So I have been getting a lot more comfortable in ACES, and have found ways around issues like the weird primary controls etc.
One issue I still have though, is that HSL keying still takes place behind the RRT+ODT and therefore, the color picker is very vague, and once I try to make the key more specific, it is very sensitive.
This issue would also exist in a traditional YRGB system if the colorist was applying a Display Output LUT, so I feel there must be strategies for this.
My thinking would be, why can’t ACES be implemented in resolve in a way that allows the controls for something like keying, to apply the RRT+ODT in the background just for the pixel selection.
Hi Brett.
The feature you are talking about does not depend on ACES design at all (as you also correctly stated citing YRGB), but rather depends on the color tool implementation by that vendor.
Are you particularly referring to keying or color-picking? Some applications have ways to pre-select the color-layer or color-space where tools like color-picker read pixel codevalues (CVs) from.
This allows to composite graphic elements that need to have a specific final RGB CV in the final output color-space like, for example, legal-white subtitles for a specific output delivery.
Not all the applications allow that though (at least in a “direct” way); it usually depends on the color pipeline’s implementation by individual vendors (and this is independent on whether ACES is used or not).
If you are specifically referring to keying, instead, the fact that keyers work on ACES CVs (“below” application of the Output Transfrom) is correct ― at least conceptually. Even in a non-ACES setting, in fact, it is desirable to have as much color-processing as possible take place in the “broadest” color-space, while things are usually viewed (and rendered out) through a viewing pipeline (e.g. a viewing LUT, or an ACES Output Transform) that “sits on top” of it.
I just tried in Resolve 14. As far as I can see, the scopes and colorpicker values display the actual output including the RRT/ODT. So if you select “No output transform” you can see values in the thousands when you go to a highlight region. So far that’s to me all as expected.
The HSL and the other keyers seem not to be affected by the output transform. Whatever I set as output transform leads to the same result when picking a color for the HSL keyer. That leads me to the strong assumption, that that process is handled like any other process in the working space which means ACEScc or cct.
I never found any problems how the controls respond in ACEScct but if it’s to sensitive to you, that may be, because in a Log-like space (which ACEScc and cct are) all values are squeezed into the 0 to 1 range. So the ranges are narrower and anjustments need to me smaller.
Thanks for your responses. I am referring specifically to keying, for secondary operations.
My question is really, do colorists just deal with this sensitivity in log-like space? surely using HSL where the colors and luminance of your selection matches what you see with your eyes would be much quicker and less tricky?

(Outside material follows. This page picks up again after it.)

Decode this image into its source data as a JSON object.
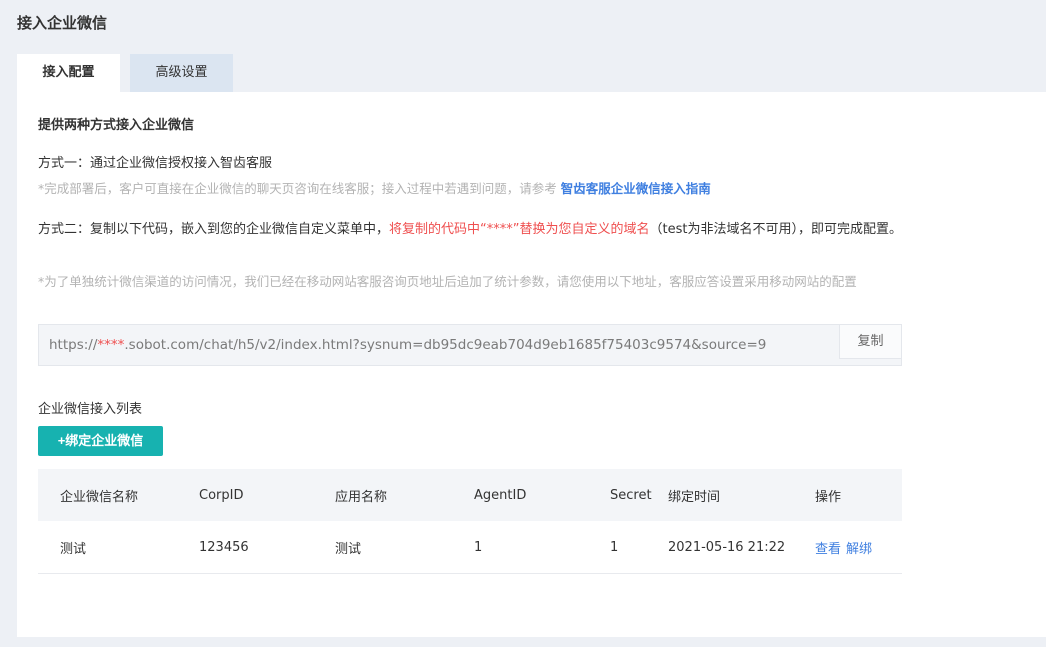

I was hoping there was some way that the HSL could pick values with RRT+ODT applied, and then send the selected pixel info to the working space. Then one would be working in the broadest space, but the HSL selection was “what you see is what you get”.
I hope this makes sense.
Also, I tried color picking a pantone brought in to apply to a solid in resolve, but the color chosen is the color under the RRT+ODT and therefore its impossible to do this operation. What is the answer?
I am not a fulltime colorist, but so far I deal with this sensitivity. Until ACES I had to do the same with many log-formats. Now it’s just one
The conceptual problem with picking RRT/ODT values would be, that you would have to deal with a “working RRT/ODT” that is not the same as the “output RRT/ODT”. So for example if you would chose to work in 709 and therefore the colorpicker would select what you want (which for the real workingspace of ACEScct would be a different value internally) and then choose a different output (for eample outputting to P3) those values would not longer be the same unless you have that imaginary “working space just for the colorpicker RRT/ODT”. That’s so complicated that I am almost not understanding my own lines
So I strongly reccomend to getting used to colorpicking in log-space.
For the other issue of hitting certain colors:
We discussed that in at least 2 other threads, that you find here on the forum.
But in essence: The only way other then getting it close by eye is to get through an inverse of the RRT/ODT of whichever your output RRT/ODT is. As far as I know that’s pretty hard to do in Resolve. Maybe by the following workaround:
Make a sRGB TIFF with that color you need to pick. Without a coloprofile applied in Photoshop. Then import that into Resolve and apply a sRGB IDT to that. Now colorpick the value from what you see on the screen. That may be then perfect for a sRGB output and close for Rec709 output. But I am not sure what happens when you get to other ODTs. Probably it’s wrong then.